What is a real-world metaphor for irrational numbers?

Here is a physical metaphor:

Draw a circle, and prepare two sticks:

  • One with the length of the circle's diameter (2r)
  • One with the length of the circle's circumference (2πr)

You cannot cut both sticks into pieces of the same length, no matter what length you choose.

In other words, you cannot measure both sticks using the same measurement-unit.

You can try meters, feet, inches, miles, or even invent your own measurement-unit.

You will never be able to accomplish this, because the ratio between the sticks is irrational.

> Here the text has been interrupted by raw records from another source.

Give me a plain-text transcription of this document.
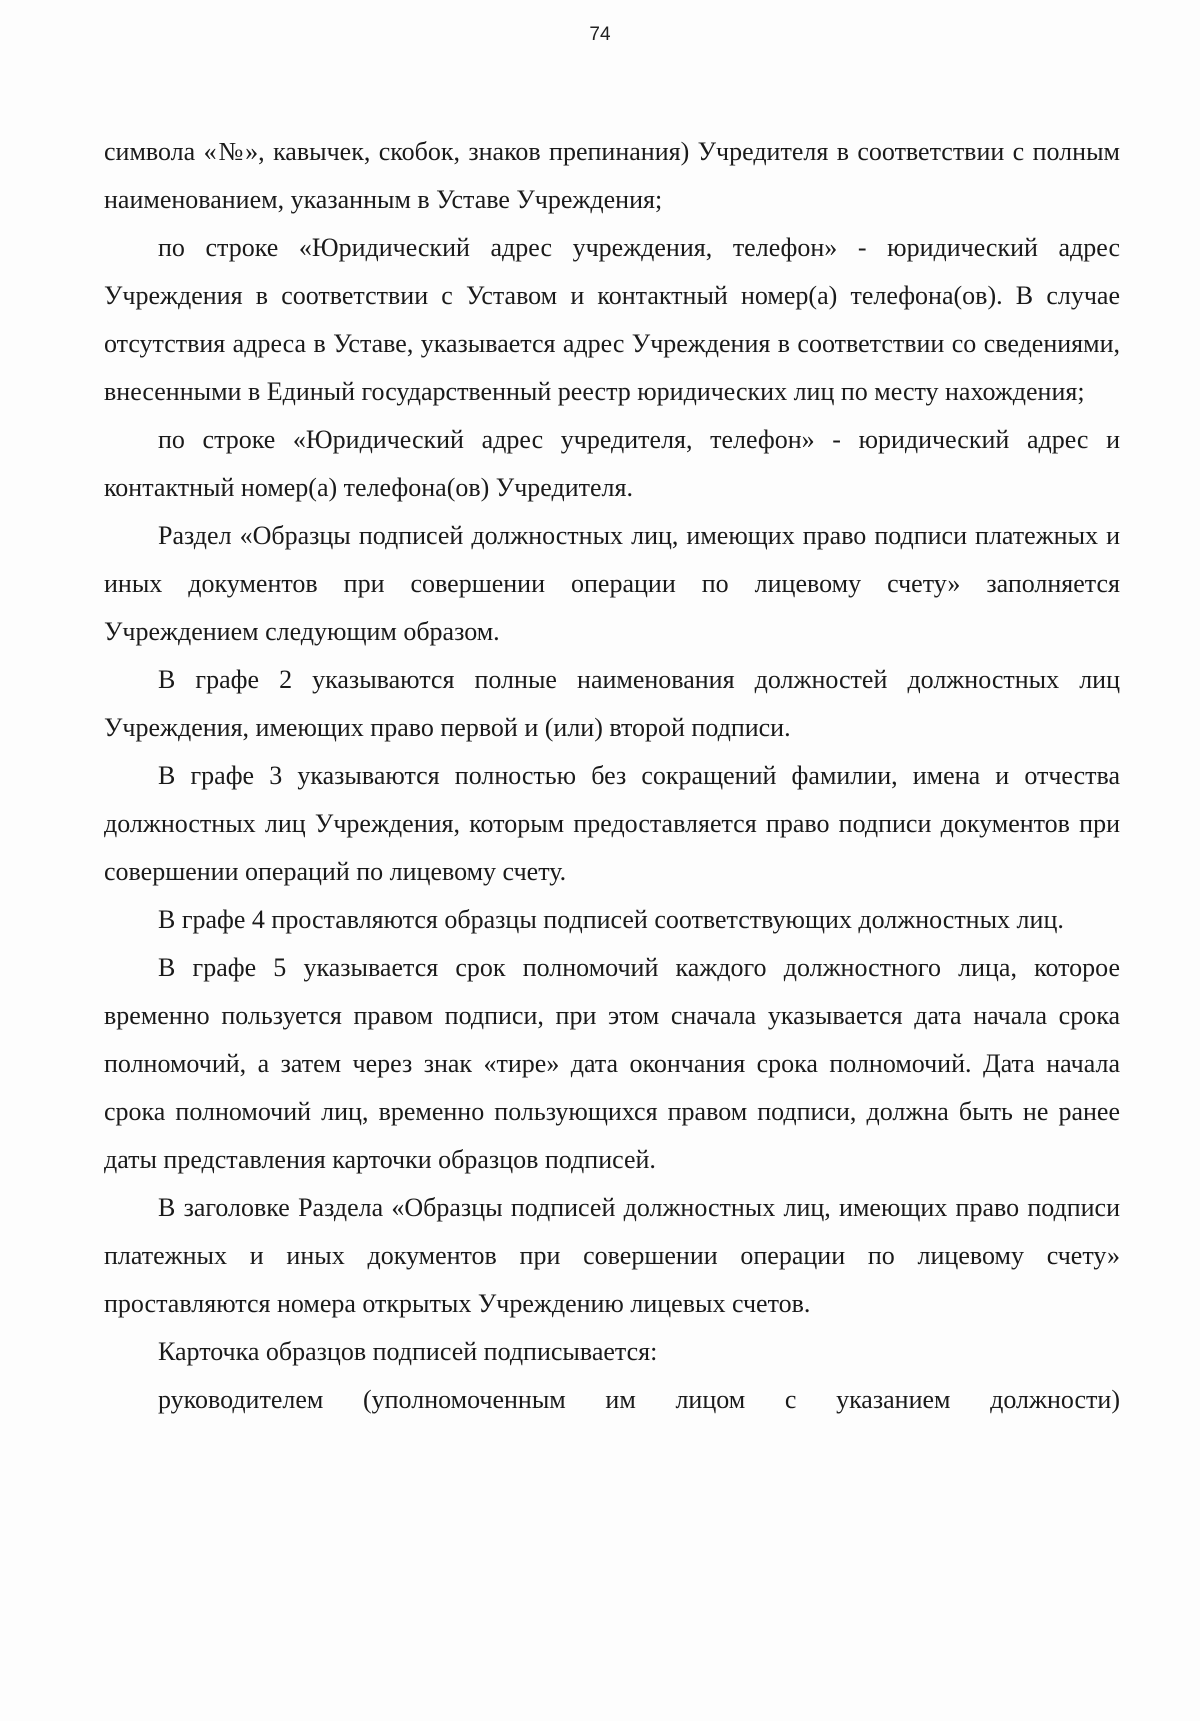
74

символа «№», кавычек, скобок, знаков препинания) Учредителя в соответствии с полным наименованием, указанным в Уставе Учреждения;

по строке «Юридический адрес учреждения, телефон» - юридический адрес Учреждения в соответствии с Уставом и контактный номер(а) телефона(ов). В случае отсутствия адреса в Уставе, указывается адрес Учреждения в соответствии со сведениями, внесенными в Единый государственный реестр юридических лиц по месту нахождения;

по строке «Юридический адрес учредителя, телефон» - юридический адрес и контактный номер(а) телефона(ов) Учредителя.

Раздел «Образцы подписей должностных лиц, имеющих право подписи платежных и иных документов при совершении операции по лицевому счету» заполняется Учреждением следующим образом.

В графе 2 указываются полные наименования должностей должностных лиц Учреждения, имеющих право первой и (или) второй подписи.

В графе 3 указываются полностью без сокращений фамилии, имена и отчества должностных лиц Учреждения, которым предоставляется право подписи документов при совершении операций по лицевому счету.

В графе 4 проставляются образцы подписей соответствующих должностных лиц.

В графе 5 указывается срок полномочий каждого должностного лица, которое временно пользуется правом подписи, при этом сначала указывается дата начала срока полномочий, а затем через знак «тире» дата окончания срока полномочий. Дата начала срока полномочий лиц, временно пользующихся правом подписи, должна быть не ранее даты представления карточки образцов подписей.

В заголовке Раздела «Образцы подписей должностных лиц, имеющих право подписи платежных и иных документов при совершении операции по лицевому счету» проставляются номера открытых Учреждению лицевых счетов.

Карточка образцов подписей подписывается:

руководителем (уполномоченным им лицом с указанием должности)
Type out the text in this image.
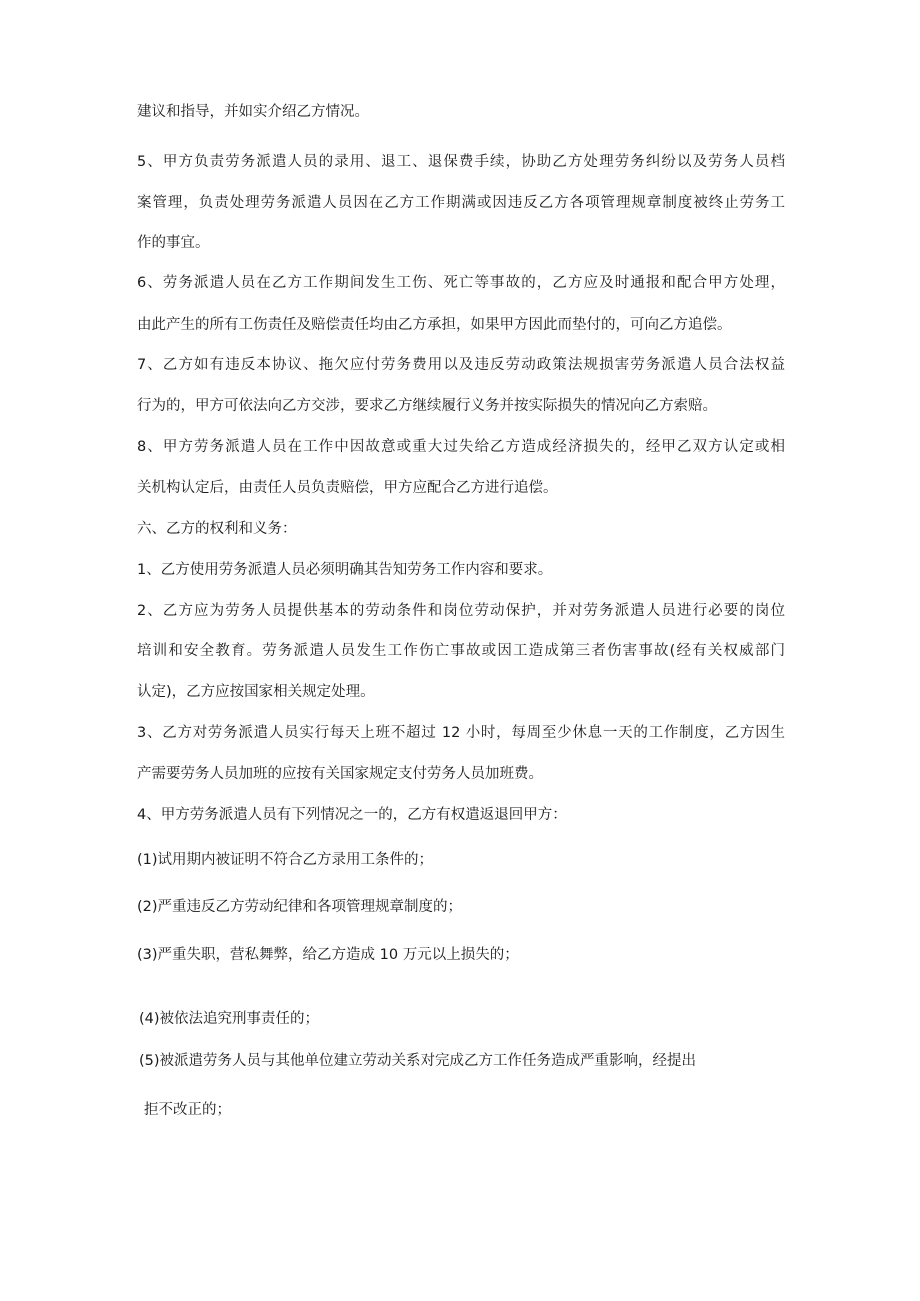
建议和指导，并如实介绍乙方情况。

5、甲方负责劳务派遣人员的录用、退工、退保费手续，协助乙方处理劳务纠纷以及劳务人员档

案管理，负责处理劳务派遣人员因在乙方工作期满或因违反乙方各项管理规章制度被终止劳务工

作的事宜。

6、劳务派遣人员在乙方工作期间发生工伤、死亡等事故的，乙方应及时通报和配合甲方处理，

由此产生的所有工伤责任及赔偿责任均由乙方承担，如果甲方因此而垫付的，可向乙方追偿。

7、乙方如有违反本协议、拖欠应付劳务费用以及违反劳动政策法规损害劳务派遣人员合法权益

行为的，甲方可依法向乙方交涉，要求乙方继续履行义务并按实际损失的情况向乙方索赔。

8、甲方劳务派遣人员在工作中因故意或重大过失给乙方造成经济损失的，经甲乙双方认定或相

关机构认定后，由责任人员负责赔偿，甲方应配合乙方进行追偿。

六、乙方的权利和义务：

1、乙方使用劳务派遣人员必须明确其告知劳务工作内容和要求。

2、乙方应为劳务人员提供基本的劳动条件和岗位劳动保护，并对劳务派遣人员进行必要的岗位

培训和安全教育。劳务派遣人员发生工作伤亡事故或因工造成第三者伤害事故(经有关权威部门

认定)，乙方应按国家相关规定处理。

3、乙方对劳务派遣人员实行每天上班不超过 12 小时，每周至少休息一天的工作制度，乙方因生

产需要劳务人员加班的应按有关国家规定支付劳务人员加班费。

4、甲方劳务派遣人员有下列情况之一的，乙方有权遣返退回甲方：

(1)试用期内被证明不符合乙方录用工条件的；

(2)严重违反乙方劳动纪律和各项管理规章制度的；

(3)严重失职，营私舞弊，给乙方造成 10 万元以上损失的；

(4)被依法追究刑事责任的；

(5)被派遣劳务人员与其他单位建立劳动关系对完成乙方工作任务造成严重影响，经提出

拒不改正的；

I am a historian of science and I am intrigued by this question, because I am a non-specialist in mathematics but for many years I taught classes dealing with the Pythagoreans. One thing you might consider in making irrational numbers "real" is to imagine why they were deemed so revolutionary and important by the ancient Greeks. In other words, instead of looking for an illustration of their practical reality, look instead to why they were so darned interesting. One answer that hasn't yet been addressed is the contention that shapes are a better representation of reality than numbers. An irrational number is the only way, in the language of numbers, to represent any "real" distance" that cannot be expressed as a relationship between two whole numbers. And yet we all know that such distances are in fact real, i.e. the hypotenuse of a right triangle. That reality, by contrast, is quite easily expressed visually through geometry, which is one reason Euclid spent so much time laying out the rules of geometric shapes. Remember that he was fundamentally a philosopher. One could argue that geometric shapes (to which Platonic philosophers believed all reality could be reduced, i.e. the "forms") are a better representation of reality than numbers are.

By bringing up metaphors, you've put your finger on the fascinating problem of reality raised by irrational numbers. The "whoa" moment regarding irrational numbers usually comes when we rethink what's behind the theorem we all had to memorize in school. Irrational has a literal meaning (no ratio possible), but also it suggests the cognitive dissonance between numbers and shapes, and helps to explain why forms were perceived as fundamental among some of the ancient Greeks.


Here a metaphor based on the irrationality of $\sqrt{2}$:

Every day two friends $A$ and $B$ enter a square field at one of its vertices, jog for a while, and leave by the same vertex. $A$ jogs along the boundary of the field (always in the same direction) whilst $B$ jogs along the diagonal joining the entry vertex and its opposite (changing the direction only when he/she reaches a vertex).

$A$ and $B$ never jog the same distance.